As flores mais produzidas são de
clima temperado – rosa, crisântemo e palma. Mas outras 30 variedades são
produzidas. Também mudas de rosa. Com toda a beleza, a cultura da rosa é a que
mais aplicações recebe. No mínimo, uma por semana, no verão, quando os insetos
e fungos atacam mais, de duas a três aplicações por semana. Trata-se de uma
produção familiar onde todos os membros da família estão expostos. Os
produtores, em função do envolvimento intensivo na produção e comercialização,
compram os produtos dos representantes da indústria ou das casas comerciais da
cidade. Ganham em troca análise de solo baratinho, ou de graça.

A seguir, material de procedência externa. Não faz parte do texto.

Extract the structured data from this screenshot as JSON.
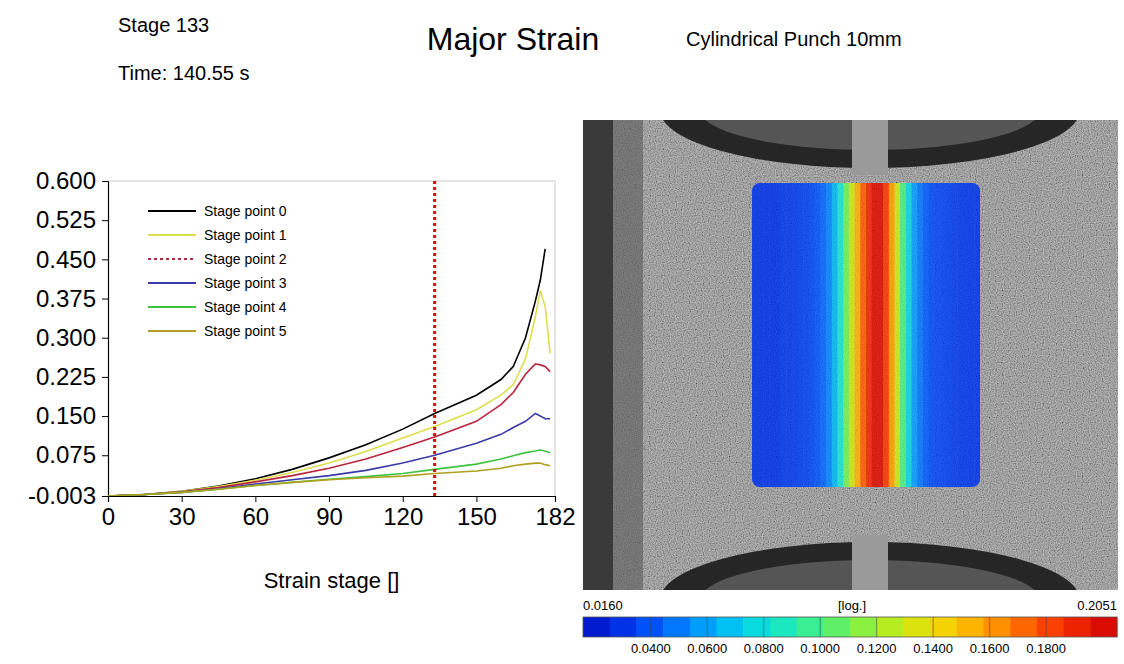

Não reconhecem o risco de usar os
agrotóxicos. Vários dos entrevistados sentiram problemas de contaminação, mas
não chegam a registrar o caso. Procuram atendimento médico em último caso. É
assim em todo lugar. A indústria além de fabricar o veneno, ainda joga no
usuário o problema da contaminação. É sempre ele o culpado. Nova Friburgo é
cortada por três rios e está integrada em duas zonas de conservação permanente-
Macaé de Cima e o Parque Estadual Três Picos.

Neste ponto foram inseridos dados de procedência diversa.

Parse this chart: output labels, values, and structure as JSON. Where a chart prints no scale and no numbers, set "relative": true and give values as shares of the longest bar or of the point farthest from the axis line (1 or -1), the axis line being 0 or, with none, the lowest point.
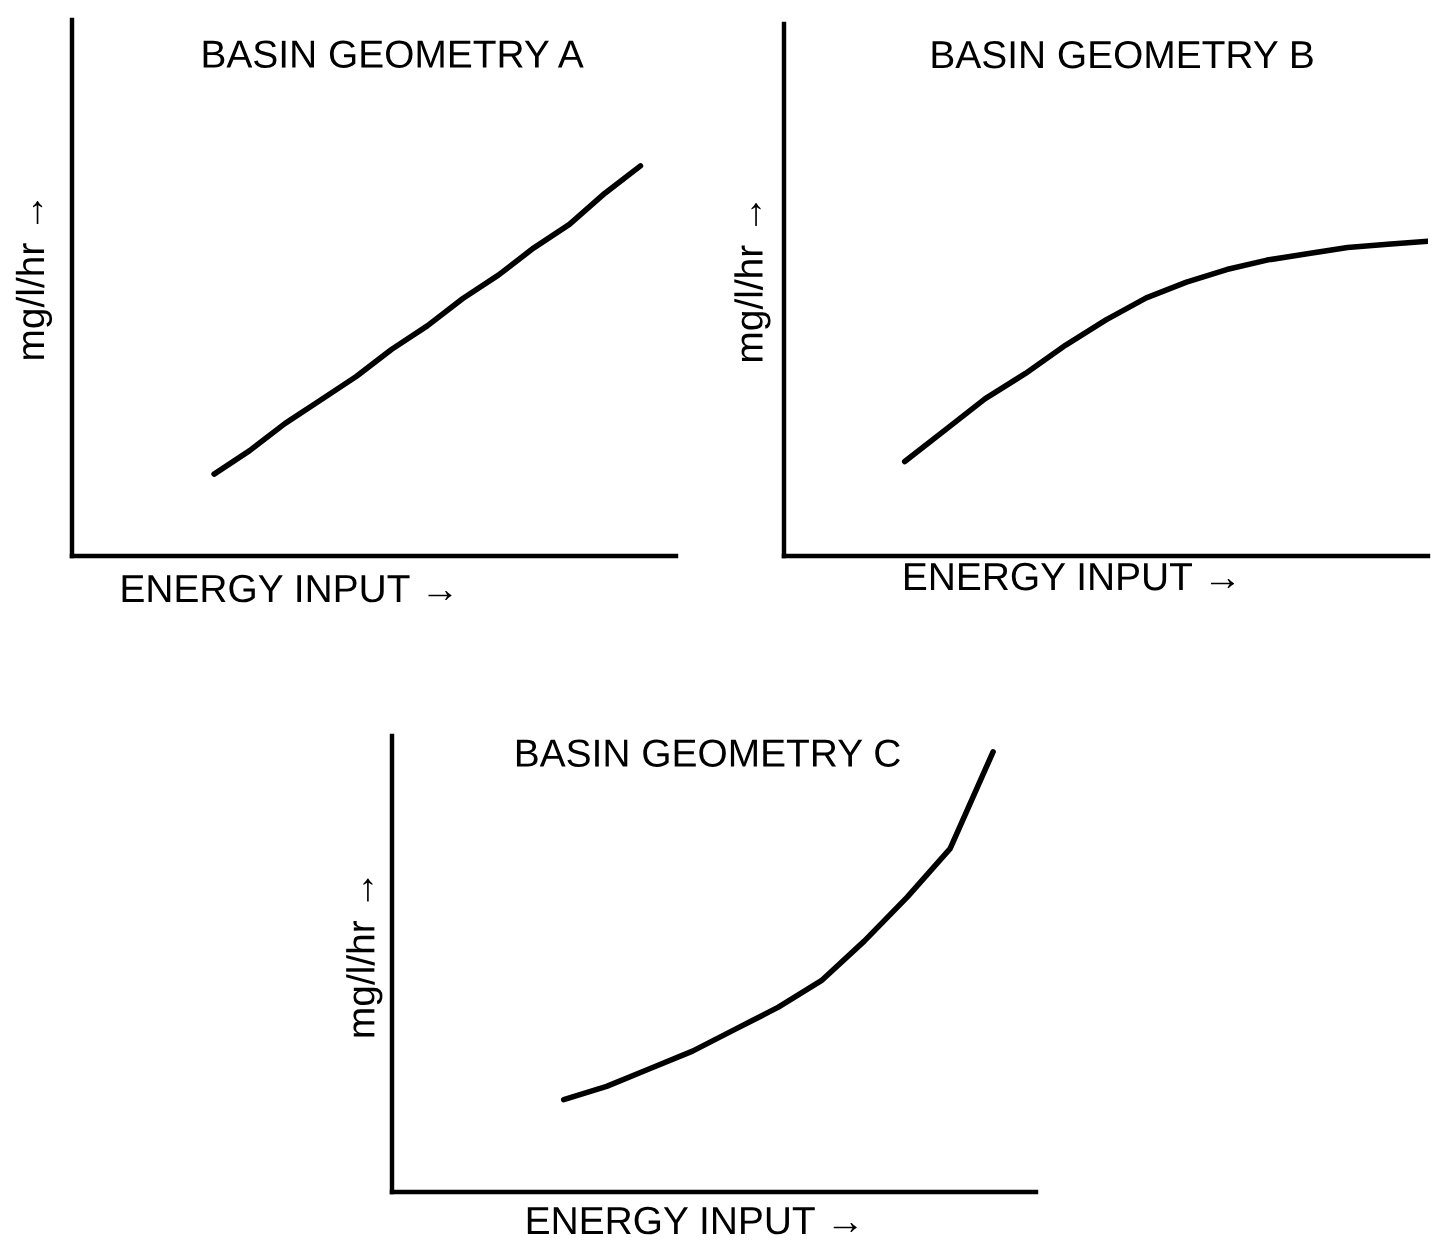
{
  "chart_data": [
    {
      "type": "line",
      "title": "BASIN GEOMETRY A",
      "xlabel": "ENERGY INPUT →",
      "ylabel": "mg/l/hr →",
      "relative": true,
      "categories": [
        null,
        null,
        null,
        null,
        null,
        null,
        null,
        null,
        null,
        null,
        null,
        null,
        null,
        null,
        null,
        null,
        null,
        null
      ],
      "series": [
        {
          "color": "#000000",
          "values": [
            null,
            null,
            null,
            null,
            0.21,
            0.27,
            0.34,
            0.4,
            0.46,
            0.53,
            0.59,
            0.66,
            0.72,
            0.79,
            0.85,
            0.93,
            1.0,
            null
          ]
        }
      ]
    },
    {
      "type": "line",
      "title": "BASIN GEOMETRY B",
      "xlabel": "ENERGY INPUT →",
      "ylabel": "mg/l/hr →",
      "relative": true,
      "categories": [
        null,
        null,
        null,
        null,
        null,
        null,
        null,
        null,
        null,
        null,
        null,
        null,
        null,
        null,
        null,
        null,
        null
      ],
      "series": [
        {
          "color": "#000000",
          "values": [
            null,
            null,
            null,
            0.3,
            0.4,
            0.5,
            0.58,
            0.67,
            0.75,
            0.82,
            0.87,
            0.91,
            0.94,
            0.96,
            0.98,
            0.99,
            1.0
          ]
        }
      ]
    },
    {
      "type": "line",
      "title": "BASIN GEOMETRY C",
      "xlabel": "ENERGY INPUT →",
      "ylabel": "mg/l/hr →",
      "relative": true,
      "categories": [
        null,
        null,
        null,
        null,
        null,
        null,
        null,
        null,
        null,
        null,
        null,
        null,
        null,
        null,
        null,
        null
      ],
      "series": [
        {
          "color": "#000000",
          "values": [
            null,
            null,
            null,
            null,
            0.21,
            0.24,
            0.28,
            0.32,
            0.37,
            0.42,
            0.48,
            0.57,
            0.67,
            0.78,
            1.0,
            null
          ]
        }
      ]
    }
  ]
}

Pegando esse gancho, vou sugerir
aos sambistas da Vila Isabel, que receberam R$3,5 milhões da BASF, para
produzir o samba enredo campeão do carnaval carioca de 2013, que se inspirem em
outro tema para 2014. Quem sabe: “a rosa fluminense envenenada”. A BASF
comemorou como ninguém o campeonato do carnaval. O patrocínio “faz parte de uma
estratégia maior da companhia em ações de valorização do produtor rural,
conseguimos levar nossa mensagem a uma audiência enorme”, como declarou ao site
da empresa, o vice-presidente da Unidade de Proteção de Cultivos, Maurício
Russomano, como eles chamam a unidade que vende inseticidas, fungicidas e
herbicidas, e faturou em 2011, 4,1 bilhões de euros. Ela é líder mundial na
venda de “defensivos agrícolas”, como eles chamam os venenos.